Feature fusion code clone detection method and device based on vector database

Technical Field

The invention relates to the technical field of code cloning, in particular to a feature fusion code cloning detection method and device based on a vector database.

Background

Code cloning refers to similar or identical code segments that exist in a software system. The presence of code clones can negatively impact the software project: code cloning can increase the maintenance cost of a software system, lead to code redundancy, reduce software quality, and increase the risk of flaws and vulnerabilities.

Therefore, in order to effectively manage and maintain a software system, code clones need to be detected, analyzed and reconstructed. Code clone detection refers to identifying code clones present in a software system and classifying them into different types. Code cloning can be classified into the following four types according to its similarity and variation:

type I: identical code segments, except for insignificant differences in blank, comment, and format.

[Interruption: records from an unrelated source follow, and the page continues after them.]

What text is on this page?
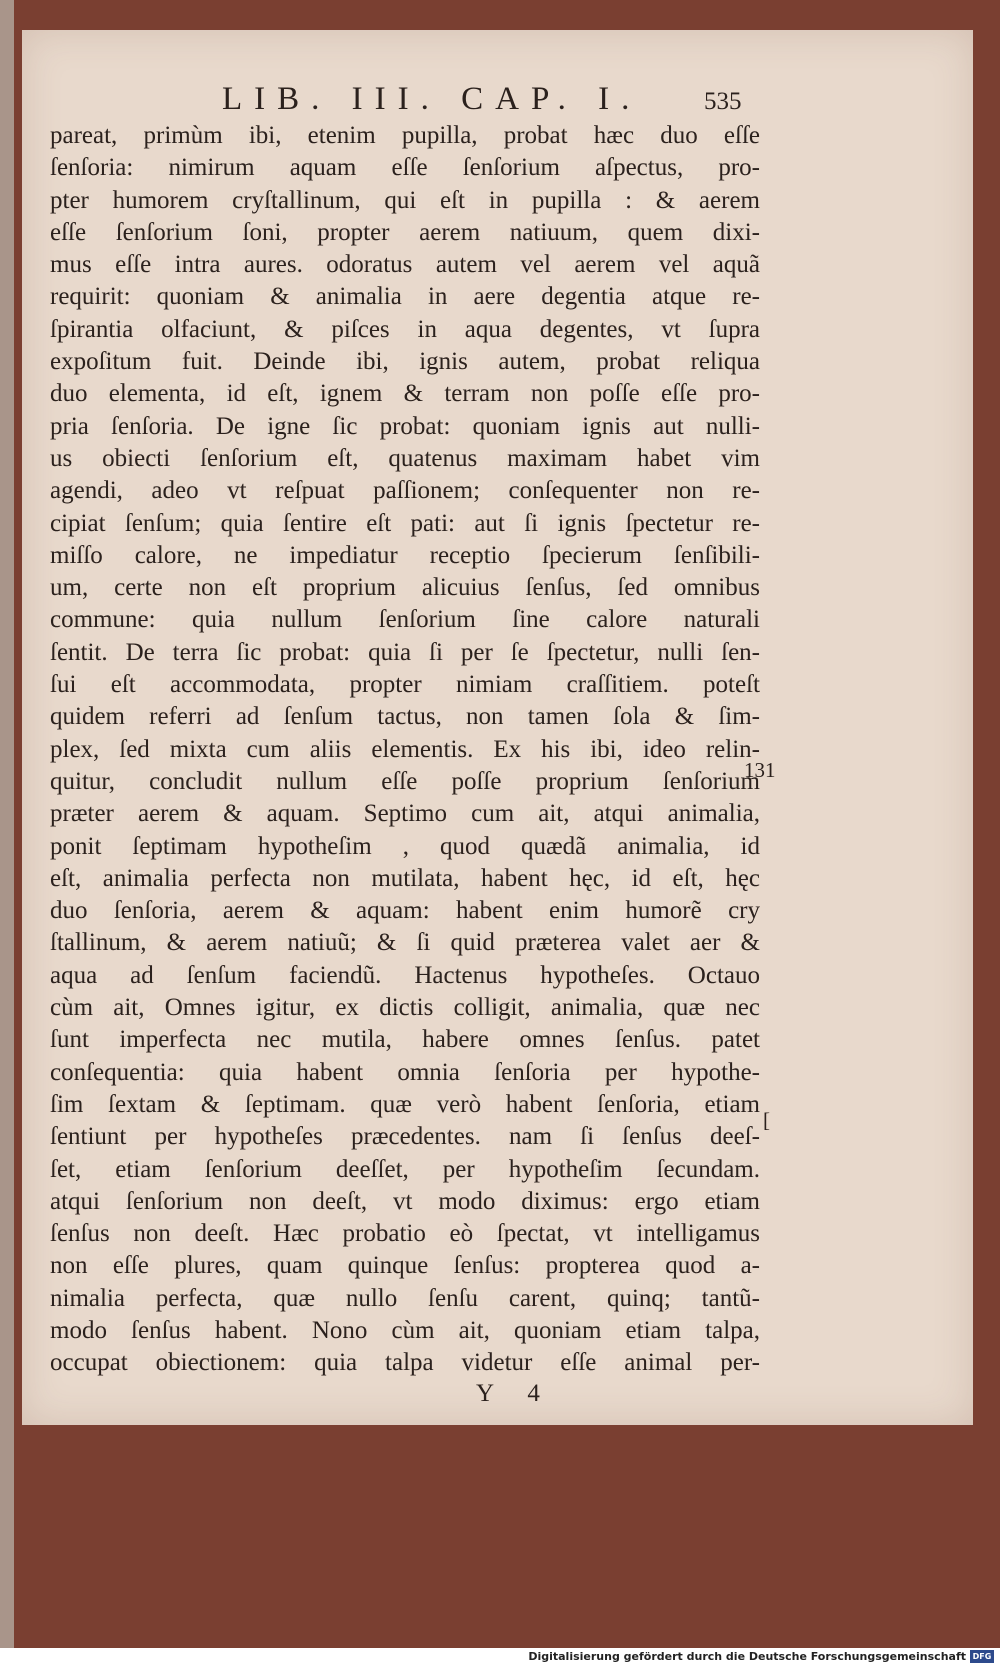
LIB. III. CAP. I.	535
pareat, primùm ibi, etenim pupilla, probat hæc duo eſſe
ſenſoria: nimirum aquam eſſe ſenſorium aſpectus, pro-
pter humorem cryſtallinum, qui eſt in pupilla : & aerem
eſſe ſenſorium ſoni, propter aerem natiuum, quem dixi-
mus eſſe intra aures. odoratus autem vel aerem vel aquã
requirit: quoniam & animalia in aere degentia atque re-
ſpirantia olfaciunt, & piſces in aqua degentes, vt ſupra
expoſitum fuit. Deinde ibi, ignis autem, probat reliqua
duo elementa, id eſt, ignem & terram non poſſe eſſe pro-
pria ſenſoria. De igne ſic probat: quoniam ignis aut nulli-
us obiecti ſenſorium eſt, quatenus maximam habet vim
agendi, adeo vt reſpuat paſſionem; conſequenter non re-
cipiat ſenſum; quia ſentire eſt pati: aut ſi ignis ſpectetur re-
miſſo calore, ne impediatur receptio ſpecierum ſenſibili-
um, certe non eſt proprium alicuius ſenſus, ſed omnibus
commune: quia nullum ſenſorium ſine calore naturali
ſentit. De terra ſic probat: quia ſi per ſe ſpectetur, nulli ſen-
ſui eſt accommodata, propter nimiam craſſitiem. poteſt
quidem referri ad ſenſum tactus, non tamen ſola & ſim-
plex, ſed mixta cum aliis elementis. Ex his ibi, ideo relin-
quitur, concludit nullum eſſe poſſe proprium ſenſorium
præter aerem & aquam. Septimo cum ait, atqui animalia,
ponit ſeptimam hypotheſim , quod quædã animalia, id
eſt, animalia perfecta non mutilata, habent hęc, id eſt, hęc
duo ſenſoria, aerem & aquam: habent enim humorẽ cry
ſtallinum, & aerem natiuũ; & ſi quid præterea valet aer &
aqua ad ſenſum faciendũ. Hactenus hypotheſes. Octauo
cùm ait, Omnes igitur, ex dictis colligit, animalia, quæ nec
ſunt imperfecta nec mutila, habere omnes ſenſus. patet
conſequentia: quia habent omnia ſenſoria per hypothe-
ſim ſextam & ſeptimam. quæ verò habent ſenſoria, etiam
ſentiunt per hypotheſes præcedentes. nam ſi ſenſus deeſ-
ſet, etiam ſenſorium deeſſet, per hypotheſim ſecundam.
atqui ſenſorium non deeſt, vt modo diximus: ergo etiam
ſenſus non deeſt. Hæc probatio eò ſpectat, vt intelligamus
non eſſe plures, quam quinque ſenſus: propterea quod a-
nimalia perfecta, quæ nullo ſenſu carent, quinq; tantũ-
modo ſenſus habent. Nono cùm ait, quoniam etiam talpa,
occupat obiectionem: quia talpa videtur eſſe animal per-
131
[
Y 4
Digitalisierung gefördert durch die Deutsche Forschungsgemeinschaft DFG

Type II: structurally similar code fragments may have grammatical differences such as identifiers, literal amounts, types, layouts, and nonfunctional statements, in addition to differences in type I.

Type III: on the basis of type II, there are also differences such as statement addition, deletion or modification.

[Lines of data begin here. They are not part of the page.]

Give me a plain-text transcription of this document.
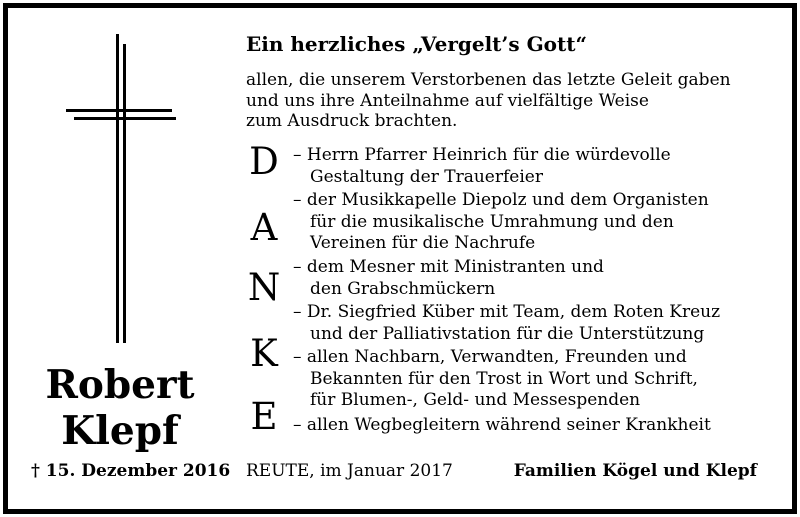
Robert
Klepf
Ein herzliches „Vergelt’s Gott“
allen, die unserem Verstorbenen das letzte Geleit gaben
und uns ihre Anteilnahme auf vielfältige Weise
zum Ausdruck brachten.
D
A
N
K
E
– Herrn Pfarrer Heinrich für die würdevolle
Gestaltung der Trauerfeier
– der Musikkapelle Diepolz und dem Organisten
für die musikalische Umrahmung und den
Vereinen für die Nachrufe
– dem Mesner mit Ministranten und
den Grabschmückern
– Dr. Siegfried Küber mit Team, dem Roten Kreuz
und der Palliativstation für die Unterstützung
– allen Nachbarn, Verwandten, Freunden und
Bekannten für den Trost in Wort und Schrift,
für Blumen-, Geld- und Messespenden
– allen Wegbegleitern während seiner Krankheit
† 15. Dezember 2016 REUTE, im Januar 2017	Familien Kögel und Klepf
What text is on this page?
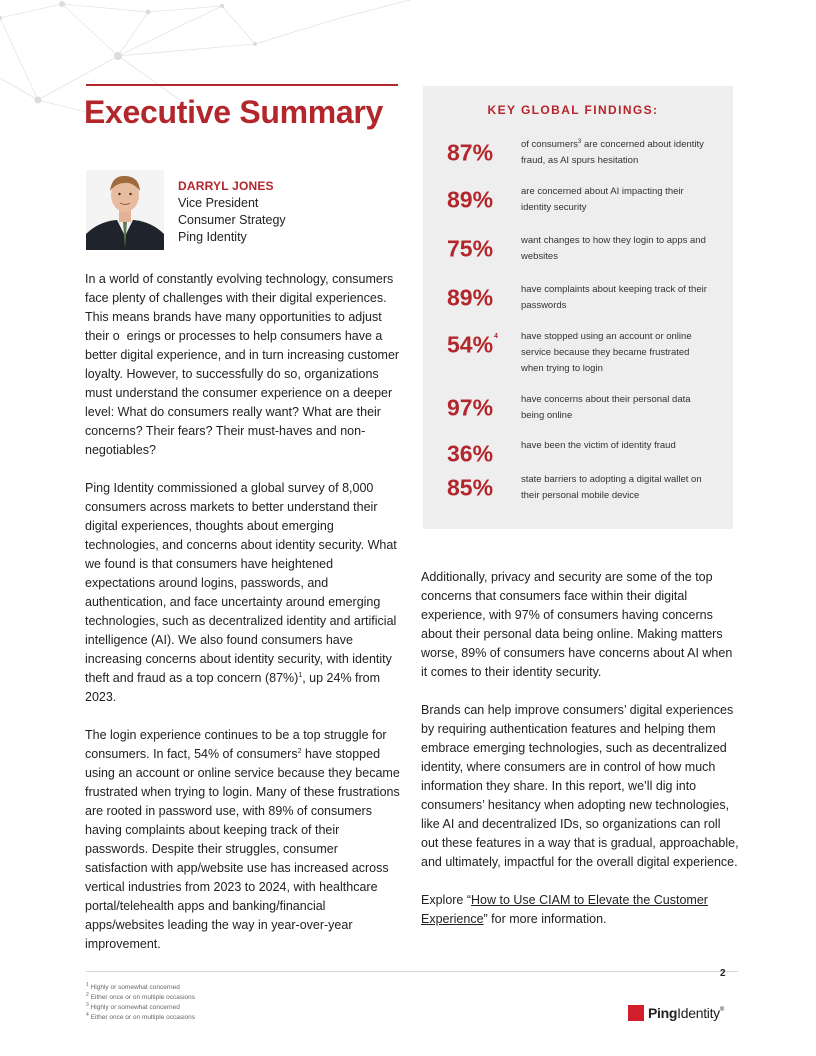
Executive Summary
DARRYL JONES
Vice President
Consumer Strategy
Ping Identity

In a world of constantly evolving technology, consumers face plenty of challenges with their digital experiences. This means brands have many opportunities to adjust their o  erings or processes to help consumers have a better digital experience, and in turn increasing customer loyalty. However, to successfully do so, organizations must understand the consumer experience on a deeper level: What do consumers really want? What are their concerns? Their fears? Their must-haves and non-negotiables?

Ping Identity commissioned a global survey of 8,000 consumers across markets to better understand their digital experiences, thoughts about emerging technologies, and concerns about identity security. What we found is that consumers have heightened expectations around logins, passwords, and authentication, and face uncertainty around emerging technologies, such as decentralized identity and artificial intelligence (AI). We also found consumers have increasing concerns about identity security, with identity theft and fraud as a top concern $(87\%)^1$, up 24% from 2023.

The login experience continues to be a top struggle for consumers. In fact, 54% of consumers$^2$ have stopped using an account or online service because they became frustrated when trying to login. Many of these frustrations are rooted in password use, with 89% of consumers having complaints about keeping track of their passwords. Despite their struggles, consumer satisfaction with app/website use has increased across vertical industries from 2023 to 2024, with healthcare portal/telehealth apps and banking/financial apps/websites leading the way in year-over-year improvement.

KEY GLOBAL FINDINGS:
87%	of consumers$^3$ are concerned about identity fraud, as AI spurs hesitation
89%	are concerned about AI impacting their identity security
75%	want changes to how they login to apps and websites
89%	have complaints about keeping track of their passwords
54%$^4$ have stopped using an account or online service because they became frustrated when trying to login
97%	have concerns about their personal data being online
36%	have been the victim of identity fraud
85%	state barriers to adopting a digital wallet on their personal mobile device

Additionally, privacy and security are some of the top concerns that consumers face within their digital experience, with 97% of consumers having concerns about their personal data being online. Making matters worse, 89% of consumers have concerns about AI when it comes to their identity security.

Brands can help improve consumers’ digital experiences by requiring authentication features and helping them embrace emerging technologies, such as decentralized identity, where consumers are in control of how much information they share. In this report, we’ll dig into consumers’ hesitancy when adopting new technologies, like AI and decentralized IDs, so organizations can roll out these features in a way that is gradual, approachable, and ultimately, impactful for the overall digital experience.

Explore “How to Use CIAM to Elevate the Customer Experience” for more information.

2
$^1$ Highly or somewhat concerned
$^2$ Either once or on multiple occasions
$^3$ Highly or somewhat concerned
$^4$ Either once or on multiple occasions	PingIdentity®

Type IV: functionally similar or equivalent code segments, but with greater differences in syntax and semantics.

At present, the common code similarity detection methods mainly comprise the following steps: text-based, lexical-based, grammatical-based, index-based, semantic-based, etc. The chinese patent document with publication number CN115587358A discloses a binary code similarity detection method, which comprises: acquiring a control flow chart of a function of the binary firmware file; extracting semantic information to obtain a code block embedded vector of the control flow chart; obtaining depth semantic features of a control flow chart through embedding vectors into code blocks, and determining sequence perception features of the code block embedding vectors; fusing the depth semantic features and the sequence perception features to obtain a graph embedding vector; the similarity of the functions is calculated by embedding vectors through the graph.

However, a single detection method does not better acquire and detect code clones of all types and scenarios.

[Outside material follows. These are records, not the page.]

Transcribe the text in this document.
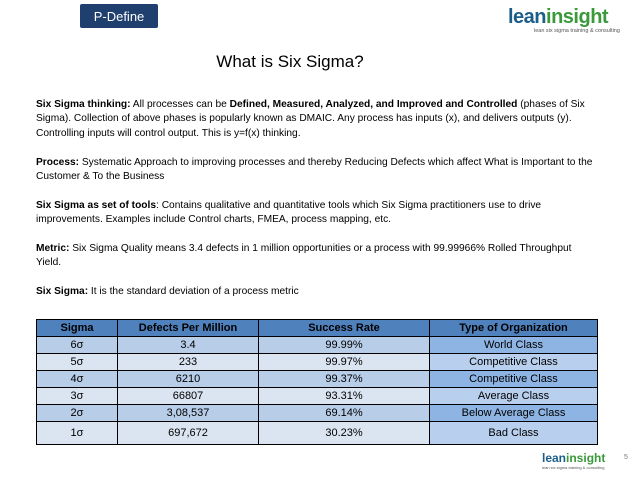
P-Define	leaninsight
lean six sigma training & consulting
What is Six Sigma?

Six Sigma thinking: All processes can be Defined, Measured, Analyzed, and Improved and Controlled (phases of Six Sigma). Collection of above phases is popularly known as DMAIC. Any process has inputs (x), and delivers outputs (y). Controlling inputs will control output. This is y=f(x) thinking.

Process: Systematic Approach to improving processes and thereby Reducing Defects which affect What is Important to the Customer & To the Business

Six Sigma as set of tools: Contains qualitative and quantitative tools which Six Sigma practitioners use to drive improvements. Examples include Control charts, FMEA, process mapping, etc.

Metric: Six Sigma Quality means 3.4 defects in 1 million opportunities or a process with 99.99966% Rolled Throughput Yield.

Six Sigma: It is the standard deviation of a process metric

Sigma	Defects Per Million	Success Rate	Type of Organization
6σ	3.4	99.99%	World Class
5σ	233	99.97%	Competitive Class
4σ	6210	99.37%	Competitive Class
3σ	66807	93.31%	Average Class
2σ	3,08,537	69.14%	Below Average Class
1σ	697,672	30.23%	Bad Class
leaninsight
lean six sigma training & consulting
5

On the one hand, different types of code cloning require different degrees of abstraction and accuracy. For example, type I and type II code clones may be efficiently detected by text-based or lexical methods, while type III and type IV code clones need to be analyzed more deeply by grammar-based or semantic methods.

On the other hand, code cloning for different scenarios requires different degrees of efficiency and scalability. For example, when detecting code clones in a large database (e.g., hundreds of millions of code clone detection), it can be time consuming and labor intensive if one-to-one comparisons are made with each code segment in the database. Thus, there is a need for alternative schemes for faster and better rapid screening.

Disclosure of Invention

The invention provides a feature fusion code clone detection method and device based on a vector database, which can be used for rapidly screening a batch of most similar code clone results under the condition of mass data (hundred million levels and above), and can ensure the detection speed and the accuracy of the detection results under the condition of fine granularity.

The feature fusion code clone detection method based on the vector database is characterized by comprising the following steps of:

(1) A fingerprint library code preprocessing stage, namely performing function extraction and preprocessing on the code file;

(2) In the generation stage of the lexical fingerprints of the fingerprint library codes, lexical analysis is carried out on each function, the lexical fingerprints of each function are obtained through calculation, and lexical analysis result files are stored locally;

(3) The code grammar and characteristic fingerprint generation stage of the fingerprint library, carrying out grammar extraction and characteristic extraction on each function, and outputting grammar and characteristic fingerprints;

(4) A code warehousing stage of a fingerprint library, wherein the lexical fingerprint obtained in the step (2) is fused with the grammar and the characteristic fingerprint obtained in the step (3) to obtain binary code fingerprints, and an index is built according to the binary code fingerprints and a vector database is entered in a partition mode according to the code length;

(5) A fingerprint coarse granularity screening stage, namely processing the code to be detected by the same method in the steps (1) - (3), extracting the function to be detected, generating corresponding binary code fingerprint values, and selecting a plurality of partitions according to rules through a vector database to search to obtain the most similar first N results;

(6) A fingerprint fine granularity screening stage, wherein N results obtained in the step (5) are screened according to Hamming distance, and the result with a higher threshold value than that preset manually is eliminated, so as to obtain a screened candidate similarity set; then, each candidate function in the candidate similarity set is read from a local lexical analysis file, and the fine-granularity similarity between the candidate function and the function to be detected is calculated through fine-granularity lexical;

(7) And (3) in a stage of calculating the similarity of the file and the item, counting the similarity of the function obtained in the step (6) to obtain the similarity of the file level, and counting according to the similarity of the file level to obtain the similarity of the item level.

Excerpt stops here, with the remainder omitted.